I came here today after struggling this week and this looks like everything I needed. Thank you so so much. I especially appreciate your breakdown into the "why" things are happening the way they are.
I've been running this configuration with the Cloudflare without paying for the Advanced Certificate Manager for months now. I followed TechnoTim: docs.technotim.live/posts/traefik-... and have not hit the SSL issue.
The domain I use is *.local.example.com
Thank you for sharing this! I originally followed the guide from TechnoTim on YouTube where I ran into the issue of ERR_SSL_VERSION_OR_CIPHER_MISMATCH
After tinkering around (finding out via the comment section that it can be done on a 4th level subdomain on the free plan), I made it work for some Docker containers. Since I am using Pihole, I tried setting local routes, which didn't seem to work too well, so I did it on my hosts' file. However, there's also a way to make it via CloudFlare Access by resolving internal hostnames via their gateway.

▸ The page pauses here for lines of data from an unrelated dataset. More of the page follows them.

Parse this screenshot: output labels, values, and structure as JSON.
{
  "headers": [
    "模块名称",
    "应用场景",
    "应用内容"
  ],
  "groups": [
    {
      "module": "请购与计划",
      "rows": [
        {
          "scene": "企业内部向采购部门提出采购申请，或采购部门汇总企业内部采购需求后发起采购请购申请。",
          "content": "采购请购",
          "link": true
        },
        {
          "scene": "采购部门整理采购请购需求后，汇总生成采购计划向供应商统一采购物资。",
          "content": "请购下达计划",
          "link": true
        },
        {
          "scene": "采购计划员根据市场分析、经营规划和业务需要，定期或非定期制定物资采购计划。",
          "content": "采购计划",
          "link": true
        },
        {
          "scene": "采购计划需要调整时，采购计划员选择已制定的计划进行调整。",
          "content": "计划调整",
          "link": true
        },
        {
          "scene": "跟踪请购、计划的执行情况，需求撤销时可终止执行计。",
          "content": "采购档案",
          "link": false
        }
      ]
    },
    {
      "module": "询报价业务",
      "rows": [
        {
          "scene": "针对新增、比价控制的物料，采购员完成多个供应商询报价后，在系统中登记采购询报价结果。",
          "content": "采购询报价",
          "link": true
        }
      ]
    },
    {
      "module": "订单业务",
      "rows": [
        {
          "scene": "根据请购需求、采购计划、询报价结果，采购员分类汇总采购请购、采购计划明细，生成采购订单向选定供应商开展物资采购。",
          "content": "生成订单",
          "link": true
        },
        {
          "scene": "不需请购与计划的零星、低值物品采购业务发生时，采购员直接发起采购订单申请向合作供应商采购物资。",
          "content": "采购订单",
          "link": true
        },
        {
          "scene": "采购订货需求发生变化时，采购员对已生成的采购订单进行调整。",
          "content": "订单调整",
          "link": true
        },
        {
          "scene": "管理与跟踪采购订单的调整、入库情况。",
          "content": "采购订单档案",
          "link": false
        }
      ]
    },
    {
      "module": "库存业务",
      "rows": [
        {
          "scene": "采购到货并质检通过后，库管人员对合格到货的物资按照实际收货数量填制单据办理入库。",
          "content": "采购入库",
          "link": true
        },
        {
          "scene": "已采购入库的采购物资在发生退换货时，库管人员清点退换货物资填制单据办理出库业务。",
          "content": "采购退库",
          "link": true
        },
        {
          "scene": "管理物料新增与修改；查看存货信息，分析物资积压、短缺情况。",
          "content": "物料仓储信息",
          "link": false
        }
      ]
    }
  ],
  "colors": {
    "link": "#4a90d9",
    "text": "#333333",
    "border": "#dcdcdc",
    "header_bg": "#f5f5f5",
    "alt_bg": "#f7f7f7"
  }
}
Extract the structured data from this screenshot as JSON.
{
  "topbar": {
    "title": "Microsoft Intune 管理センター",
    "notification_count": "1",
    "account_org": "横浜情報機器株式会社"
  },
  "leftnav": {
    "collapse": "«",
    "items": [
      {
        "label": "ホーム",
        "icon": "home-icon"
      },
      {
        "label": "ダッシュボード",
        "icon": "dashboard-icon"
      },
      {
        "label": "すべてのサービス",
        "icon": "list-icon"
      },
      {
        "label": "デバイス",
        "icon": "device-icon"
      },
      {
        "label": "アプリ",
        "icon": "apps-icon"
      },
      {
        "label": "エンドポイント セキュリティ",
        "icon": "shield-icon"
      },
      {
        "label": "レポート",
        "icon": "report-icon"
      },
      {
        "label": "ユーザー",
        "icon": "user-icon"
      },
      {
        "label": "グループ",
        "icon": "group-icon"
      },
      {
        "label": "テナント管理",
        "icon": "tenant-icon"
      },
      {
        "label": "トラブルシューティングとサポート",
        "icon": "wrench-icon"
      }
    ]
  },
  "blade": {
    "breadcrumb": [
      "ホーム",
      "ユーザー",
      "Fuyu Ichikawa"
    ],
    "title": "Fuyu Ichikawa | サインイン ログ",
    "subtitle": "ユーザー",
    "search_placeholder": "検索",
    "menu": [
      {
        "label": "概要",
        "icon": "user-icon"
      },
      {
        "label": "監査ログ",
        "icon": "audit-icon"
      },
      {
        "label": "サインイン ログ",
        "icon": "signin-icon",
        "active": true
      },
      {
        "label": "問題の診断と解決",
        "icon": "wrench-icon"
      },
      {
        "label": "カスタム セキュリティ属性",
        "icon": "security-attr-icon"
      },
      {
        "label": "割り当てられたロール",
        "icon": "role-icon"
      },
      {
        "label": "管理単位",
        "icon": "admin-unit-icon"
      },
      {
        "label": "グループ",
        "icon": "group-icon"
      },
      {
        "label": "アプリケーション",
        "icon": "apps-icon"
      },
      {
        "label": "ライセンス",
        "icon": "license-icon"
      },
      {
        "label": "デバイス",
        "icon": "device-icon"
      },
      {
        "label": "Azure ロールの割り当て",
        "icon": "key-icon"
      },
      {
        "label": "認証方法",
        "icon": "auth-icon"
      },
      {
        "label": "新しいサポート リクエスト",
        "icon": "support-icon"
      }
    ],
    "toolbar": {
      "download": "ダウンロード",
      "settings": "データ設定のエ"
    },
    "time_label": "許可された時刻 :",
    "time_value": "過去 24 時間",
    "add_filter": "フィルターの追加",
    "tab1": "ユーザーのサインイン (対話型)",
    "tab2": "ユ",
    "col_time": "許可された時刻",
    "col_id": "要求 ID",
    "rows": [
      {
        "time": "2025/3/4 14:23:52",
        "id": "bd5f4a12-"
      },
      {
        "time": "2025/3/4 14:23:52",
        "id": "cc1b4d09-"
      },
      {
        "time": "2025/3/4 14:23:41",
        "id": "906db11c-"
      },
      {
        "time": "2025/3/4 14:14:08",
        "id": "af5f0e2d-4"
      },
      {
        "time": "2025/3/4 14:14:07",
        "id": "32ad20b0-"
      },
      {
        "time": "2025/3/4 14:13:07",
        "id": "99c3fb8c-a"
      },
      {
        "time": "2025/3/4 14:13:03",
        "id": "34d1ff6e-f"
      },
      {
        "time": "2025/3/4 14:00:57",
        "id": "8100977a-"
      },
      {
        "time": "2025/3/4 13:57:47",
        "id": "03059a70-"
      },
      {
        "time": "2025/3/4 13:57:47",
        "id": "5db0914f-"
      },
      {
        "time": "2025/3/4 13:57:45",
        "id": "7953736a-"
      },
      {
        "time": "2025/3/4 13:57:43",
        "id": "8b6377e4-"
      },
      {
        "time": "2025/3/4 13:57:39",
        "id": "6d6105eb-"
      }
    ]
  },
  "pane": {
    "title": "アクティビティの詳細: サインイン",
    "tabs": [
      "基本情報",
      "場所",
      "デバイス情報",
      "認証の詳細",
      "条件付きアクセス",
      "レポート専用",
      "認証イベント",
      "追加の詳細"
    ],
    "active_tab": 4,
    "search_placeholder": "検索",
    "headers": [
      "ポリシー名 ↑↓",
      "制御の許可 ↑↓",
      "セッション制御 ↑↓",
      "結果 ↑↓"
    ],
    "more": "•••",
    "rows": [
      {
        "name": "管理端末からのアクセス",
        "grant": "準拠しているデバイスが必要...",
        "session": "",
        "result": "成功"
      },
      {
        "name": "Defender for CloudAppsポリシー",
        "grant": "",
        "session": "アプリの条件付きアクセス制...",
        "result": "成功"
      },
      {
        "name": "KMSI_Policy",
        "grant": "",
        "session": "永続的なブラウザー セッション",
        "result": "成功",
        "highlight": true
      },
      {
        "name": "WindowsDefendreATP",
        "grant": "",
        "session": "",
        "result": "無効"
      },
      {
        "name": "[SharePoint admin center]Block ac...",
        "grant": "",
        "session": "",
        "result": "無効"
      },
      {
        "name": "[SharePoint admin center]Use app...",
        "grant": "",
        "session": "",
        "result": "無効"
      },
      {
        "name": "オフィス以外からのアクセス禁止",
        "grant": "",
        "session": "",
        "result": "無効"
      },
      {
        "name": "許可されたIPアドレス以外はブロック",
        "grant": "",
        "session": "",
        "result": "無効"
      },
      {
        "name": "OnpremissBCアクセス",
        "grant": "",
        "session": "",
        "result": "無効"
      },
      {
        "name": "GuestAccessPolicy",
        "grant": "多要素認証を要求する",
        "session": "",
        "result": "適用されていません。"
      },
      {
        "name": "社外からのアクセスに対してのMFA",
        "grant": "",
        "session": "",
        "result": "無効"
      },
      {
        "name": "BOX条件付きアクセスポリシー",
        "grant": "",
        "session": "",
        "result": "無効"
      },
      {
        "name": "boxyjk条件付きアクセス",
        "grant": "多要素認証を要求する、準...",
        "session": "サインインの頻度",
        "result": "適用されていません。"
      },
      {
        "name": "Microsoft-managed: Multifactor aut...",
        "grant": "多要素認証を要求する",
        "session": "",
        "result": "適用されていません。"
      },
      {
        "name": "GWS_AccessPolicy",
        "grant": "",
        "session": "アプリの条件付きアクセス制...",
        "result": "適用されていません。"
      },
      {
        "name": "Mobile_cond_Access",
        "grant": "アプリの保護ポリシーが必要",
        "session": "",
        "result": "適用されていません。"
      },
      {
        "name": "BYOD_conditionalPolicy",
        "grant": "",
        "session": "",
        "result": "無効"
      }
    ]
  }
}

As for the Edge certificate limitation of the Free plan, there have been some changes recently with Wildcard proxy becoming available for everyone
Particularly at the end, it is mentioned: If you want to proxy a wildcard DNS record on a deeper level like *.mycoolwebpage.xyz
you can go through their Advanced Certificate Manager, which would only cost you $10 a month and not the enterprise cost...
I have been working on making this work for a while, maybe you have an opinion on which route would make better sense, as I run into a couple of issues with some of my docker containers. Such as the cipher mismatch and then I also have an HTTPS-only image, that ends up getting a Bad Gateway.
you made my day.
very detailed and explained the core issue clearly. really thanks.